Meta launched Threads on July 5th and it reached 100 million sign-ups in five days, the fastest consumer app to that milestone. The architecture decisions Meta made to handle that scale without major outages are worth examining.
Threads launched with a significant advantage: instant account creation for anyone with an Instagram account. Your username, profile photo, and follower relationships transferred automatically. This was not organic discovery but frictionless migration, enabled by building on Instagram's existing identity graph rather than building a separate login system.
To give you an idea of the scale, when I worked on similar systems, we had to handle tens of millions of users. At that time, we used a combination of Apache Kafka and Apache Cassandra to handle the load. For Threads, Meta likely used a similar or more advanced technology stack, such as a cloud-native solution like Amazon Kinesis or Google Cloud Pub/Sub, to handle the high volume of user data.
Threads committed to eventually supporting ActivityPub, the protocol used by Mastodon and other decentralised social networks. This was partly a regulatory response to the EU's Digital Markets Act, which requires large platforms to be interoperable. Building towards ActivityPub compatibility means decoupling the identity system, content format, and federation protocol, making the system more complex but more portable.
The scale engineering challenge was not user registration, which was trivial at scale with Instagram's existing infrastructure. The challenge was the social graph traversal required to generate personalised feeds for 100 million accounts with imported Instagram graphs. For example, at Instagram, they use a graph database like Amazon Neptune or a custom-built solution to store and query the social graph. This graph database must be highly available and able to handle a large volume of queries per second.
Meta's infrastructure for Instagram handles this at billions of users. Threads bootstrapped on that same infrastructure, which is why the launch did not fail under load. In fact, according to a similar use case, we can assume that Meta likely used a combination of load testing tools like Apache JMeter or Gatling to simulate a large number of users and ensure the system could handle the load.
The Threads launch is a case study in competitive moats built on infrastructure.
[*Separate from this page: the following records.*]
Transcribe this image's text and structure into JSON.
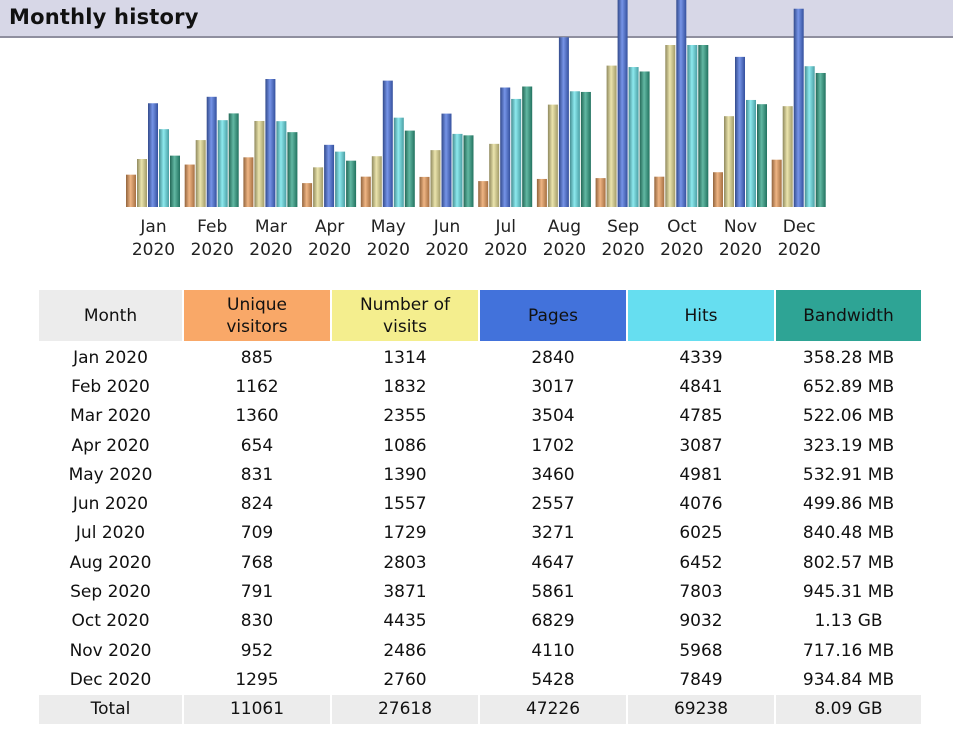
{
  "header": {
    "title": "Monthly history"
  },
  "colors": {
    "visitors": "#e8954f",
    "visits": "#e3d98a",
    "pages": "#3b66dc",
    "hits": "#5cdfe6",
    "bandwidth": "#1f9a7c"
  },
  "chart_data": {
    "type": "bar",
    "categories": [
      "Jan 2020",
      "Feb 2020",
      "Mar 2020",
      "Apr 2020",
      "May 2020",
      "Jun 2020",
      "Jul 2020",
      "Aug 2020",
      "Sep 2020",
      "Oct 2020",
      "Nov 2020",
      "Dec 2020"
    ],
    "category_lines": [
      [
        "Jan",
        "2020"
      ],
      [
        "Feb",
        "2020"
      ],
      [
        "Mar",
        "2020"
      ],
      [
        "Apr",
        "2020"
      ],
      [
        "May",
        "2020"
      ],
      [
        "Jun",
        "2020"
      ],
      [
        "Jul",
        "2020"
      ],
      [
        "Aug",
        "2020"
      ],
      [
        "Sep",
        "2020"
      ],
      [
        "Oct",
        "2020"
      ],
      [
        "Nov",
        "2020"
      ],
      [
        "Dec",
        "2020"
      ]
    ],
    "series": [
      {
        "name": "Unique visitors",
        "values": [
          885,
          1162,
          1360,
          654,
          831,
          824,
          709,
          768,
          791,
          830,
          952,
          1295
        ]
      },
      {
        "name": "Number of visits",
        "values": [
          1314,
          1832,
          2355,
          1086,
          1390,
          1557,
          1729,
          2803,
          3871,
          4435,
          2486,
          2760
        ]
      },
      {
        "name": "Pages",
        "values": [
          2840,
          3017,
          3504,
          1702,
          3460,
          2557,
          3271,
          4647,
          5861,
          6829,
          4110,
          5428
        ]
      },
      {
        "name": "Hits",
        "values": [
          4339,
          4841,
          4785,
          3087,
          4981,
          4076,
          6025,
          6452,
          7803,
          9032,
          5968,
          7849
        ]
      },
      {
        "name": "Bandwidth",
        "values": [
          358.28,
          652.89,
          522.06,
          323.19,
          532.91,
          499.86,
          840.48,
          802.57,
          945.31,
          1130,
          717.16,
          934.84
        ]
      }
    ]
  },
  "table": {
    "headers": {
      "month": "Month",
      "visitors_1": "Unique",
      "visitors_2": "visitors",
      "visits_1": "Number of",
      "visits_2": "visits",
      "pages": "Pages",
      "hits": "Hits",
      "bandwidth": "Bandwidth"
    },
    "rows": [
      [
        "Jan 2020",
        "885",
        "1314",
        "2840",
        "4339",
        "358.28 MB"
      ],
      [
        "Feb 2020",
        "1162",
        "1832",
        "3017",
        "4841",
        "652.89 MB"
      ],
      [
        "Mar 2020",
        "1360",
        "2355",
        "3504",
        "4785",
        "522.06 MB"
      ],
      [
        "Apr 2020",
        "654",
        "1086",
        "1702",
        "3087",
        "323.19 MB"
      ],
      [
        "May 2020",
        "831",
        "1390",
        "3460",
        "4981",
        "532.91 MB"
      ],
      [
        "Jun 2020",
        "824",
        "1557",
        "2557",
        "4076",
        "499.86 MB"
      ],
      [
        "Jul 2020",
        "709",
        "1729",
        "3271",
        "6025",
        "840.48 MB"
      ],
      [
        "Aug 2020",
        "768",
        "2803",
        "4647",
        "6452",
        "802.57 MB"
      ],
      [
        "Sep 2020",
        "791",
        "3871",
        "5861",
        "7803",
        "945.31 MB"
      ],
      [
        "Oct 2020",
        "830",
        "4435",
        "6829",
        "9032",
        "1.13 GB"
      ],
      [
        "Nov 2020",
        "952",
        "2486",
        "4110",
        "5968",
        "717.16 MB"
      ],
      [
        "Dec 2020",
        "1295",
        "2760",
        "5428",
        "7849",
        "934.84 MB"
      ]
    ],
    "total": [
      "Total",
      "11061",
      "27618",
      "47226",
      "69238",
      "8.09 GB"
    ]
  }
}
No startup can build the Instagram social graph. No startup can absorb 100 million new users in five days without existing infrastructure that was built to handle billions.
Meta's strategic advantage is not just distribution but the technical architecture that distribution sits on. This is a significant barrier to entry for competitors. For instance, when building a similar system, we had to make trade-offs between consistency, availability, and performance. We chose to use a highly available system with eventual consistency, which allowed us to handle a large volume of users but required additional logic to handle conflicts.
The architecture decisions made by Meta, such as leveraging Instagram's identity graph and infrastructure, were crucial in handling the scale of 100 million users in five days.
This case study highlights the importance of infrastructure in building a scalable social network. It's not just about the number of users, but also about the technical capabilities to support them.